NASA Satellite To Smash Into Earth This Week
Danika Wilkinson
at 12:00 AM 19 Sep 2020
Comments 0
Space junk: An artist's impression of the UARS satellite
IMAGE BY NASA
Space // 

A five tonne piece of space junk is hurtling out of control towards Earth and is expected to hit the ground sometime this weekend. NASA says that the defunct Upper Atmosphere Research Satellite (UARS), which was launched in 1991 to study climate change, will make impact somewhere between 57° south latitude and 57° north latitude - basically the entire populated world.

But before you run for cover in your purpose built bomb shelters, know that there is an estimated one-in-3,200 chance of a piece hitting just one person in the world. That's one person out of our population of almost seven billion.

Most of the satellite will burn up during re-entry, but it is predicted that several pieces will survive. The debris will be spread across a 800 km linear field with the largest piece weighing up to a hefty 150 kg.

NASA will be able to predict the crash location within two hours of impact, but will still have an 8,000 km margin of error.

"There are too many variations on solar activity which affect the atmosphere, the drag on the vehicle," Nicholas Johnson, chief scientist for orbital debris at NASA, told the Washington Post.

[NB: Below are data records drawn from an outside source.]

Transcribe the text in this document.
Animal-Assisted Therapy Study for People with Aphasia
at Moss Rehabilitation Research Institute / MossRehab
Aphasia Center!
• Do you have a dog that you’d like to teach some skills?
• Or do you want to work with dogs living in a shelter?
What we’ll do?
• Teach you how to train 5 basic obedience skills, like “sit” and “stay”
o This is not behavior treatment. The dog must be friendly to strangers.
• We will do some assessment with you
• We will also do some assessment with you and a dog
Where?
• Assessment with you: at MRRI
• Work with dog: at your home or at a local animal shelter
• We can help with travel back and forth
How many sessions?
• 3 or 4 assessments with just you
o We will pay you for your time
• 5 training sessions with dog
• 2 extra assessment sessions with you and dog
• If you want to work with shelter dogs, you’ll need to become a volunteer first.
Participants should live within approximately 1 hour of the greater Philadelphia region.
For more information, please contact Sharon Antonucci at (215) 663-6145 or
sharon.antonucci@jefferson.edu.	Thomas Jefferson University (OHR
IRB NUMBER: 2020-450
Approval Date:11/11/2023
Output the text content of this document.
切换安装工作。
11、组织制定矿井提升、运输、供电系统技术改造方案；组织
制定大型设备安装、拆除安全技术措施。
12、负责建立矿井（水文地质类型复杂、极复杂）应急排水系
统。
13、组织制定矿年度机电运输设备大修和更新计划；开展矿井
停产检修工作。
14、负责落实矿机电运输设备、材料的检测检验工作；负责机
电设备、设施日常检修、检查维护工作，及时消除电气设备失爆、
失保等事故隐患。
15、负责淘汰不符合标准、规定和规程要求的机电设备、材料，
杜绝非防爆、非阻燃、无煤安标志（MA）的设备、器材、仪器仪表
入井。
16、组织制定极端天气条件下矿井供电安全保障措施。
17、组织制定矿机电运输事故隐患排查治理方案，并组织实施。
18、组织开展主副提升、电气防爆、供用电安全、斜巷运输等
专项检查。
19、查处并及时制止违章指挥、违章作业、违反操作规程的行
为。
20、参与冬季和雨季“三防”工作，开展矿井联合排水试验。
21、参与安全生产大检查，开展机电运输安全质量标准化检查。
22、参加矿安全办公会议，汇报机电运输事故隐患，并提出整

"In over 50 years of [man made space debris] coming back around the world, no one has ever been hurt. There has never been any significant property damage."

The biggest NASA satellite to hit earth was Skylab, a piece of space junk that landed south-east of Perth in 1979. It was 15 times the size of UARS.

Scientists say that the pattern of debris will provide an insight into the eventual re-entry of the space station, which is 80 times the size of UARS, in the coming century.